YOGYA, KRJOGJA.com – Menteri Luar Negeri Retno Marsudi menyatakan, upaya Pemerintah Indonesia untuk mencari vaksin Covid-19 bukan perkara mudah. Sebab menurutnya, persediaan yang ada tidak sebanding dengan tingginya permintaan dari berbagai negara.

“Sangat tidak mudah mencari vaksin sampai saat ini.
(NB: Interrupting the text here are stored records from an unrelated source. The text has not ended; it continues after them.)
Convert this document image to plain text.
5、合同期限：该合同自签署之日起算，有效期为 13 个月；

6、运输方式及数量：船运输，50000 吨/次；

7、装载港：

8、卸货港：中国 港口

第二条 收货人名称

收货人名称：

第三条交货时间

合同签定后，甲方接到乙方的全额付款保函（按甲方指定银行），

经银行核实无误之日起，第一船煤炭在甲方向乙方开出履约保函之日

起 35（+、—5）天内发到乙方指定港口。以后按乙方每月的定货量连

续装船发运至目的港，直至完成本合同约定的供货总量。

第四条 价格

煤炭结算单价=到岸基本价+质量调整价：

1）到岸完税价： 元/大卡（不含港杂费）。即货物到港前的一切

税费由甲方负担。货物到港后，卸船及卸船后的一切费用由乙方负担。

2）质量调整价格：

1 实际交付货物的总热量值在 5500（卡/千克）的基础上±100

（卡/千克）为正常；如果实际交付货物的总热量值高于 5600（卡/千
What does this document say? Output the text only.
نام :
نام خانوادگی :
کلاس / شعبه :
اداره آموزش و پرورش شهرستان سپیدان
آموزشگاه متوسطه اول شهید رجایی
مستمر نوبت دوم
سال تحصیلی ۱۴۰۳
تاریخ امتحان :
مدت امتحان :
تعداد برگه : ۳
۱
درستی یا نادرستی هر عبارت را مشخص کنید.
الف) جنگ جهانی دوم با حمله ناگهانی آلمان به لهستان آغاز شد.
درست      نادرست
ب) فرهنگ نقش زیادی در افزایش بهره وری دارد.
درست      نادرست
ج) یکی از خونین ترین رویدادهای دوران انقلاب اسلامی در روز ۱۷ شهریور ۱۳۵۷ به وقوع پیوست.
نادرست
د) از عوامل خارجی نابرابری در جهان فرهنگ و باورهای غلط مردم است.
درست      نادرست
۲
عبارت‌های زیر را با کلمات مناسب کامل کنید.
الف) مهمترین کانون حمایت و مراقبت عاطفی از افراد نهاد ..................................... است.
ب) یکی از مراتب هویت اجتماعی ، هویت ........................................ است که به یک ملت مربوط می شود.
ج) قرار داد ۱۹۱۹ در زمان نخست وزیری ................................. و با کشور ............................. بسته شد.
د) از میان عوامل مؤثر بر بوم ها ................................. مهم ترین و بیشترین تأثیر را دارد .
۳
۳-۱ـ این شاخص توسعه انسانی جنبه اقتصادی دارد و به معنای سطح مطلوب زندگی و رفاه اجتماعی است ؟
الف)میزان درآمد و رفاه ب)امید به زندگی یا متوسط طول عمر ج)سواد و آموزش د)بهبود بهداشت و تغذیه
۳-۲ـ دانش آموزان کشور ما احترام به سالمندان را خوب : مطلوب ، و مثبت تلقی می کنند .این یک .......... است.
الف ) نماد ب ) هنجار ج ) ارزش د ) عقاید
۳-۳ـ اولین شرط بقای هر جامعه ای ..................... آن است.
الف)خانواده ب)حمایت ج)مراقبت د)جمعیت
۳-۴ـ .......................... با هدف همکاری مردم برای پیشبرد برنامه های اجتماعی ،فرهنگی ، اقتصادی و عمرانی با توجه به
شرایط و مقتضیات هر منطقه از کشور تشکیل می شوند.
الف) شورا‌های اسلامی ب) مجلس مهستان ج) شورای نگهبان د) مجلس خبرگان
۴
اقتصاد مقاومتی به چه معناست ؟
Pertama, karena jumlah antara pasokan vaksin dunia dengan permintaan sangat tidak sebanding,” kata Menlu Retno dalam acara Keluarga Alumni Teknik UGM (Katgama) Peduli Berbagi untuk Negeri di Grha Sabha Pramana, UGM, Yogyakarta, Sabtu (11/9/2021).

Menurutnya, permintaan (vaksin Covid-19) jauh lebih banyak dibandingkan ketersediaan vaksin yang ada. Kendala berikutnya, kata Retno, adalah masih terdapat kebijakan negara-negara yang menghambat pengiriman vaksin sehingga yang di antaranya berwujud kebijakan restriksi atau pembatasan ekspor.

“Akibatnya terjadi gap terhadap vaksin yang cukup besar antara negara berpenghasilan tinggi dengan negara yang berpenghasilan rendah,” ujar Retno.

Menlu Retno mengatakan saat ini secara global sebanyak 5,5 miliar dosis vaksin telah disuntikkan kepada masyarakat dunia. Akan tetapi, 80 persen di antaranya ada di negara berpenghasilan tinggi.

“Bahwa saat ini diseluruh dunia 5,5 miliar dosis vaksin telah disuntikkan. Menunjukkan adanya gap 80 persen dari 5,5 miliar dimiliki oleh negara berpenghasilan tinggi,” kata dia.